FilmOn, a site that streams broadcast network content online, has always been a bit of an afterthought when compared to Aereo, which is much more well known. The first name FilmOn adapted, Aereokiller, should give some insight into the contentious relationship between the two. But FilmOn’s new innovation, dubbed Teleport Technology, threatens to shake-up the streaming landscape in a whole new way, and could make the company a much bigger part of the conversation.
Aereo and FilmOn’s original design concept is based around tiny antennae, which users rent for a fee. The antennae allow them to stream and record content from TV stations. After playing second fiddle to Aereo for years, FilmOn’s newest service breaks free of the antenna chain, so to speak, creating a whole new way to watch that could garner a wider audience.
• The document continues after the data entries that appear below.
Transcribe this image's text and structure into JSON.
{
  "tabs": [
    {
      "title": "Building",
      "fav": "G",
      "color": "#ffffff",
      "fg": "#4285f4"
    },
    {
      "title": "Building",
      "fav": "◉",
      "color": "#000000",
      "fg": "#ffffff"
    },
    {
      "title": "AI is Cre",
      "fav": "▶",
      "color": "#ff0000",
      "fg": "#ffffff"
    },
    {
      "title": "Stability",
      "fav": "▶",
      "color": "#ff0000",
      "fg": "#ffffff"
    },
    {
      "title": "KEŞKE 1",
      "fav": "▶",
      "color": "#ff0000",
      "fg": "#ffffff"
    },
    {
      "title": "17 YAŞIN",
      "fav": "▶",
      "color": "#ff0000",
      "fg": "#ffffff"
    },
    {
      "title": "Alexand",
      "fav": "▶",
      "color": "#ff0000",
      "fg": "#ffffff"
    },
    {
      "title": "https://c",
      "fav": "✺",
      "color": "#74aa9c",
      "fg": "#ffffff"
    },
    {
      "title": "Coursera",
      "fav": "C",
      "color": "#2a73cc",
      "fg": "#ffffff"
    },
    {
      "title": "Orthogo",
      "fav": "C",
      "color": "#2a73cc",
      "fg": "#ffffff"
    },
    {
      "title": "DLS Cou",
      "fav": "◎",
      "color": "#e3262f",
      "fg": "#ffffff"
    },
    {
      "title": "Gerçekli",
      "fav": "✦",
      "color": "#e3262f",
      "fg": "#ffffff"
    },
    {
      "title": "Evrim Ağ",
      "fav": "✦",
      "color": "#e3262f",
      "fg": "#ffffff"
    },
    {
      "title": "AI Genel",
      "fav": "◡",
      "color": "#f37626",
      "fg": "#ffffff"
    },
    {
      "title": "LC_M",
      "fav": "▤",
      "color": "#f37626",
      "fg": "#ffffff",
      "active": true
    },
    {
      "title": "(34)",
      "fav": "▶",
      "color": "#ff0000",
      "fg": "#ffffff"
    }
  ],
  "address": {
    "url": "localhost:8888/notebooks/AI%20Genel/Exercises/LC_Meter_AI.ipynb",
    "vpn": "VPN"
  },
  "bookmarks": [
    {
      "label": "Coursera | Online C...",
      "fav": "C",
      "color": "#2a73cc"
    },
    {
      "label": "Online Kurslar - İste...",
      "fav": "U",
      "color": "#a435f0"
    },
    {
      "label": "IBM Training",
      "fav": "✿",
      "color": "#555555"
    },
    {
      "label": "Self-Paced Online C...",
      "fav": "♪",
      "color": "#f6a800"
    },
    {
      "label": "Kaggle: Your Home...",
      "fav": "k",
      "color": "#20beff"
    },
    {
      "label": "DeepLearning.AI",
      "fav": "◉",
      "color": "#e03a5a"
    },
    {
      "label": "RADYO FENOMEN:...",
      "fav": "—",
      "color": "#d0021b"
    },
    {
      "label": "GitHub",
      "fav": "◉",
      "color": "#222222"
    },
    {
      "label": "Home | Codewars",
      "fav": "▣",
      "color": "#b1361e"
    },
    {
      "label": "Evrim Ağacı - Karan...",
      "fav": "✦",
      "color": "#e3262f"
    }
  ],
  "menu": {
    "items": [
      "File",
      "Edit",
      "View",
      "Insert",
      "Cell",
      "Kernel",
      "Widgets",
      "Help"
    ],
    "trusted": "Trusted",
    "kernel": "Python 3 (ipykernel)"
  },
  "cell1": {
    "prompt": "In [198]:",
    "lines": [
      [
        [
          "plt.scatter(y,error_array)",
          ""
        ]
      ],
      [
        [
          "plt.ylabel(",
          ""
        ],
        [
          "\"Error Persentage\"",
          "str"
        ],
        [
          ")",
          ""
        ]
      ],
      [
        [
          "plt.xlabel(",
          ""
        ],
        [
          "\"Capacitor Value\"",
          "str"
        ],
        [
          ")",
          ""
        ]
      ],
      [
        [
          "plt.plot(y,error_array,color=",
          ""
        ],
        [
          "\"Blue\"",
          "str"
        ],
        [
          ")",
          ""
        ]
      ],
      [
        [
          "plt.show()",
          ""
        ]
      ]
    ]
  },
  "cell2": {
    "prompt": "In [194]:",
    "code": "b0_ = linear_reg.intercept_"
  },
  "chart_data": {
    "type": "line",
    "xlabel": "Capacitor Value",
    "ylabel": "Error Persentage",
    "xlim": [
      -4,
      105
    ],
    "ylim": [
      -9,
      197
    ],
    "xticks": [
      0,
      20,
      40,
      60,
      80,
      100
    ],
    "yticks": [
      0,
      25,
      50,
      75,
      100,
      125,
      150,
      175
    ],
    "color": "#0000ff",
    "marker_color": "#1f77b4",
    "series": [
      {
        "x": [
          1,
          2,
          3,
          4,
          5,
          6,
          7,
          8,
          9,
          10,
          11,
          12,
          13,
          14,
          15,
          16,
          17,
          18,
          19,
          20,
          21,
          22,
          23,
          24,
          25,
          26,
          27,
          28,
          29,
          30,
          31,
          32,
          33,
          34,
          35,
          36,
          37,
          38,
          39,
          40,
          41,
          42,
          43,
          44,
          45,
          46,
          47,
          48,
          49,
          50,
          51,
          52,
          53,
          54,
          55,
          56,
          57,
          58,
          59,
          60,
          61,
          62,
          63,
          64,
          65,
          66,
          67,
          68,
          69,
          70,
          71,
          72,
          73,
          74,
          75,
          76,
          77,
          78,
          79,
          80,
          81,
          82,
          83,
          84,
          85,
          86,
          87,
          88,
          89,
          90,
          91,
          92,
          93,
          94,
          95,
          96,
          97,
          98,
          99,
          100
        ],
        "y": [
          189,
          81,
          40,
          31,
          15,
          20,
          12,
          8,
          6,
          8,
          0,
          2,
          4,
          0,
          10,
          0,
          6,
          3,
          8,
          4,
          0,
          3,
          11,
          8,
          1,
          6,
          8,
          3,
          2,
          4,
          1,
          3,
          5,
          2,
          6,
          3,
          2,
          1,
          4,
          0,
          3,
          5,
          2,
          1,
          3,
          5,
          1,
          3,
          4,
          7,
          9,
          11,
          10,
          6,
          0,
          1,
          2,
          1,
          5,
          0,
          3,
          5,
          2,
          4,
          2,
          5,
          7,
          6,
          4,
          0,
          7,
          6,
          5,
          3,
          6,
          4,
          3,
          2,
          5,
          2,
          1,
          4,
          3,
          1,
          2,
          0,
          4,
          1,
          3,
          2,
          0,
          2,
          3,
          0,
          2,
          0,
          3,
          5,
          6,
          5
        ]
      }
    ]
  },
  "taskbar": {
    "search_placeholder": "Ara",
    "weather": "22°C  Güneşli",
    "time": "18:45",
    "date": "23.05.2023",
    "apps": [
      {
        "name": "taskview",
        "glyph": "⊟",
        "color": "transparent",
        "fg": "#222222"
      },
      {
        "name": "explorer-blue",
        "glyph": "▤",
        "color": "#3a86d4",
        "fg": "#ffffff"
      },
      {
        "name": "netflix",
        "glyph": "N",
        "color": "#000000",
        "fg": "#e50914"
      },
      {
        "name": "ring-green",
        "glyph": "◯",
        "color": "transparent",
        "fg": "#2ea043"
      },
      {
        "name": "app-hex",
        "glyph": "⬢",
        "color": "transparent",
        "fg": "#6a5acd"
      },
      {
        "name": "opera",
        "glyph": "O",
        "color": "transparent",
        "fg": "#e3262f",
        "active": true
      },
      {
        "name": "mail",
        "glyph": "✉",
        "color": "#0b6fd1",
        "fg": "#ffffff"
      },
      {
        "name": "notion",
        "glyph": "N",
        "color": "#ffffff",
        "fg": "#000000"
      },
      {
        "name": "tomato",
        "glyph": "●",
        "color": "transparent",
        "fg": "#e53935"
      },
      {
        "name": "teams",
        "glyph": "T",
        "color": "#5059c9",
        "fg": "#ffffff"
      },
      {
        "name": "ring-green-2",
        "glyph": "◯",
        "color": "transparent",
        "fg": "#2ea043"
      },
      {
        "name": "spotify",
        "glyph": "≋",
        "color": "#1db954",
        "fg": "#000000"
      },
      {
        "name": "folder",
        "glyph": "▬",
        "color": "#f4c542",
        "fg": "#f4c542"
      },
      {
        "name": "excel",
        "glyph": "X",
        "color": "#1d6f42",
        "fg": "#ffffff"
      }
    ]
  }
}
The so-called Teleport Technology provides users with access to a network of hundreds of thousands of antenna-equipped remote desktop computers, essentially renting access to the devices instead of the antennae. FilmOn says the new method creates a way for users to view what they want, where they want, when they want it. After gaining access to the remote desktops from their home screen, users will be able to watch local content from 13 markets, including Los Angeles, New York, San Francisco, Chicago, Seattle, Miami, Boston, Tampa, Denver, Atlanta, Dallas, Phoenix, and Washington DC.
FilmOn’s founder, Alki David, suggests the company’s new “dynamic distribution” of broadcast content will not only help to revolutionize how people watch, but will be a boon to independent broadcasters by empowering them with new tools. David also said that FilmOn’s new tech will help disrupt the major broadcasters’ attempts to stifle innovation, saying the TV industry is at a crossroads that’s similar to the saga which surrounded the Napster era of music distribution of the late 90’s.
For their efforts to stream network content without securing licensing contracts, both FilmOn and Aereo have been embroiled in legal battles with Fox, NBC, ABC, and CBS, among others. While Aereo has skirted legal injunctions in most cases, the company’s troubles are linked in no small part to two major court battles that FilmOn lost. Not to be left out, FilmOn has asked to join in on the approaching party at the Supreme Court.
FilmOn’s new streaming method will no doubt be met with massive resistance from those who control the top four broadcast networks, but the company seems to welcome the challenge.
We’ll have to wait and see how things shake out in the courtroom, but for now, it looks like innovation has scored another victory for the little guy.